Figure 3. Analyses of TCR Vβ chain usage by CD8⁺ Teff/mem in islet graft NOD recipients.

(A) Percentage of CD8⁺ Teff/mem expressing specific TCR Vβ chains in spleen, PLN, RLN, pancreas, and islet graft of individual NOD mice (n = 13). (B) The frequency of TCR Vβ chain usage by CD8⁺ Teff/mem was normalized by subtracting the frequency of the corresponding TCR Vβ chain expressed by splenic, naïve CD8⁺ T cells for a given NOD recipient.

Figure 4. The frequency of H2K^d-IGRP_206–214 binding by TCR Vβ8.1/2-expressing CD8⁺ Teff/mem in grafted and endogenous islets in NOD recipients.

The frequency of islet graft and pancreas-infiltrating TCR Vβ8.1/2 CD8⁺ T cells binding H2K^d-IGRP_206–214 tetramer was determined for an individual NOD recipient (n = 6).

Figure 5. Analyses of TCR Vβ chain usage by CD4⁺ Teff/mem in islet graft NOD recipients.

(A) Percentage of CD4⁺ Teff/mem expressing specific TCR Vβ chains in spleen, PLN, RLN, pancreas, and islet graft of individual NOD mice (n = 13). (B) TCR Vβ chain usage by CD4⁺ Teff/mem was normalized by subtracting the frequency of the corresponding TCR Vβ chain expressed by splenic, naïve CD4⁺ T cells for a given NOD recipient. ***p<0.001, *p<0.05; One way ANOVA with Dunn’s post-test.

Figure 6. Tissue distribution and proliferation of TCR Vβ12-expressing CD4⁺ Teff/mem in NOD islet graft recipients.

(A) Comparison among tissues of the change in frequency of TCR Vβ12-expressing CD4⁺ Teff/mem normalized by subtracting the percentage of TCR Vβ12-expressing splenic, naïve CD4⁺ T cells for a given NOD recipient (n = 13). (B) The tissue distribution of TCR Vβ12-expressing CD4⁺ Teff/mem staining for Ki67. ***p<0.001, **p<0.01, *p<0.05; Kruskal-Wallis test with two-sided Dunn's post-test.

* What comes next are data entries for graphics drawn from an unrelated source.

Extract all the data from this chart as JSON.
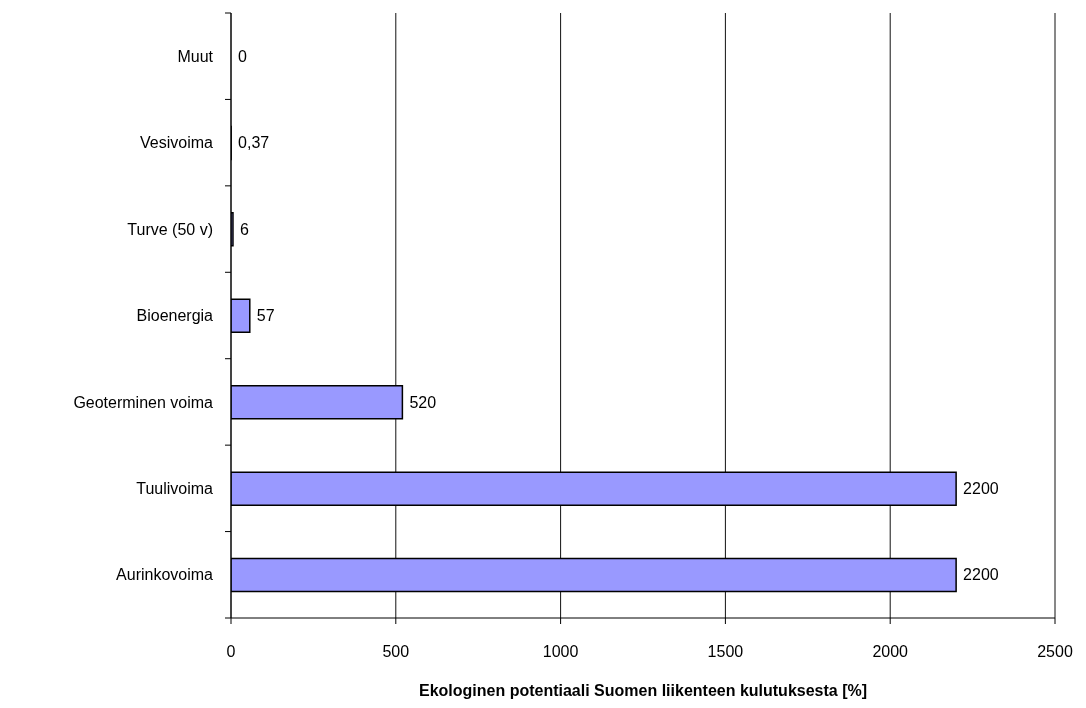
{
  "chart_data": {
    "type": "bar",
    "orientation": "horizontal",
    "categories": [
      "Muut",
      "Vesivoima",
      "Turve (50 v)",
      "Bioenergia",
      "Geoterminen voima",
      "Tuulivoima",
      "Aurinkovoima"
    ],
    "values": [
      0,
      0.37,
      6,
      57,
      520,
      2200,
      2200
    ],
    "value_labels": [
      "0",
      "0,37",
      "6",
      "57",
      "520",
      "2200",
      "2200"
    ],
    "color": "#9999ff",
    "xlim": [
      0,
      2500
    ],
    "xticks": [
      0,
      500,
      1000,
      1500,
      2000,
      2500
    ],
    "xlabel": "Ekologinen potentiaali Suomen liikenteen kulutuksesta [%]",
    "grid": "x"
  }
}
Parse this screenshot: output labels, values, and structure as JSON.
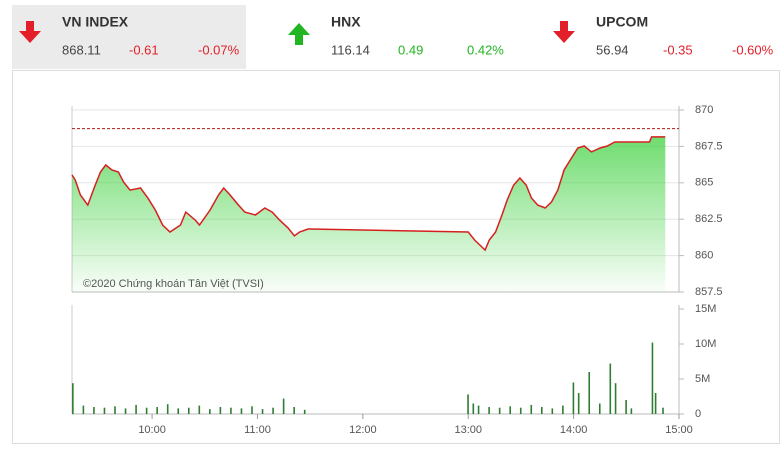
{
  "indices": [
    {
      "name": "VN INDEX",
      "value": "868.11",
      "change": "-0.61",
      "percent": "-0.07%",
      "direction": "down"
    },
    {
      "name": "HNX",
      "value": "116.14",
      "change": "0.49",
      "percent": "0.42%",
      "direction": "up"
    },
    {
      "name": "UPCOM",
      "value": "56.94",
      "change": "-0.35",
      "percent": "-0.60%",
      "direction": "down"
    }
  ],
  "watermark": "©2020 Chứng khoán Tân Việt (TVSI)",
  "chart_data": [
    {
      "type": "line",
      "color": "#d62020",
      "fill": "#5fd75f",
      "reference_line": 868.72,
      "reference_color": "#b01818",
      "x": [
        9.24,
        9.27,
        9.32,
        9.39,
        9.46,
        9.51,
        9.56,
        9.62,
        9.68,
        9.73,
        9.79,
        9.89,
        9.96,
        10.03,
        10.1,
        10.17,
        10.27,
        10.32,
        10.41,
        10.45,
        10.55,
        10.63,
        10.68,
        10.74,
        10.82,
        10.88,
        10.98,
        11.07,
        11.14,
        11.21,
        11.29,
        11.35,
        11.4,
        11.48,
        11.5,
        13.0,
        13.06,
        13.11,
        13.16,
        13.2,
        13.26,
        13.32,
        13.37,
        13.43,
        13.49,
        13.55,
        13.6,
        13.66,
        13.73,
        13.79,
        13.85,
        13.91,
        13.98,
        14.04,
        14.1,
        14.17,
        14.25,
        14.32,
        14.39,
        14.45,
        14.53,
        14.63,
        14.72,
        14.74,
        14.87
      ],
      "values": [
        865.54,
        865.2,
        864.16,
        863.47,
        864.84,
        865.74,
        866.22,
        865.88,
        865.74,
        865.05,
        864.5,
        864.64,
        863.95,
        863.13,
        862.1,
        861.62,
        862.1,
        862.99,
        862.44,
        862.1,
        863.13,
        864.16,
        864.64,
        864.16,
        863.47,
        862.99,
        862.79,
        863.27,
        862.99,
        862.44,
        861.9,
        861.35,
        861.62,
        861.83,
        861.83,
        861.62,
        861.07,
        860.73,
        860.38,
        861.07,
        861.62,
        862.79,
        863.82,
        864.84,
        865.33,
        864.84,
        863.95,
        863.47,
        863.27,
        863.68,
        864.5,
        865.88,
        866.7,
        867.39,
        867.53,
        867.12,
        867.39,
        867.53,
        867.8,
        867.8,
        867.8,
        867.8,
        867.8,
        868.15,
        868.15
      ],
      "xlim": [
        9.24,
        15
      ],
      "ylim": [
        857.5,
        870
      ],
      "yticks": [
        857.5,
        860,
        862.5,
        865,
        867.5,
        870
      ],
      "grid": true
    },
    {
      "type": "bar",
      "color": "#2e7d32",
      "x": [
        9.25,
        9.35,
        9.45,
        9.55,
        9.65,
        9.75,
        9.85,
        9.95,
        10.05,
        10.15,
        10.25,
        10.35,
        10.45,
        10.55,
        10.65,
        10.75,
        10.85,
        10.95,
        11.05,
        11.15,
        11.25,
        11.35,
        11.45,
        13.0,
        13.05,
        13.1,
        13.2,
        13.3,
        13.4,
        13.5,
        13.6,
        13.7,
        13.8,
        13.9,
        14.0,
        14.05,
        14.15,
        14.25,
        14.35,
        14.4,
        14.5,
        14.55,
        14.75,
        14.78,
        14.85
      ],
      "values": [
        4400000,
        1200000,
        1000000,
        900000,
        1100000,
        800000,
        1300000,
        900000,
        1000000,
        1400000,
        800000,
        900000,
        1200000,
        700000,
        1000000,
        900000,
        800000,
        1100000,
        700000,
        900000,
        2200000,
        1000000,
        600000,
        2800000,
        1500000,
        1200000,
        1000000,
        900000,
        1100000,
        900000,
        1300000,
        1000000,
        800000,
        1200000,
        4500000,
        3000000,
        6000000,
        1500000,
        7200000,
        4400000,
        2000000,
        800000,
        10200000,
        3000000,
        900000
      ],
      "xlim": [
        9.24,
        15
      ],
      "ylim": [
        0,
        15000000
      ],
      "yticks": [
        0,
        {
          "value": 5000000,
          "label": "5M"
        },
        {
          "value": 10000000,
          "label": "10M"
        },
        {
          "value": 15000000,
          "label": "15M"
        }
      ],
      "xticks": [
        {
          "value": 10,
          "label": "10:00"
        },
        {
          "value": 11,
          "label": "11:00"
        },
        {
          "value": 12,
          "label": "12:00"
        },
        {
          "value": 13,
          "label": "13:00"
        },
        {
          "value": 14,
          "label": "14:00"
        },
        {
          "value": 15,
          "label": "15:00"
        }
      ]
    }
  ]
}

Figure 7. Tissue-specific TCR Vβ chain diversity and distribution for CD4⁺ and CD8⁺ Teff/mem in NOD islet graft recipients.

The diversity (A) and distribution (B) of Vβ chain usage by tissue-specific CD4⁺ and CD8+ Teff/mem in NOD islet graft recipients (n = 13) was determined by Shannon entropy and Kullback-Leibler divergence, respectively. For the latter, the X axis represents comparisons of the respective tissues to the islet graft of a given NOD recipient. *p<0.05; Kruskal-Wallis test with two-sided Dunn's post-test.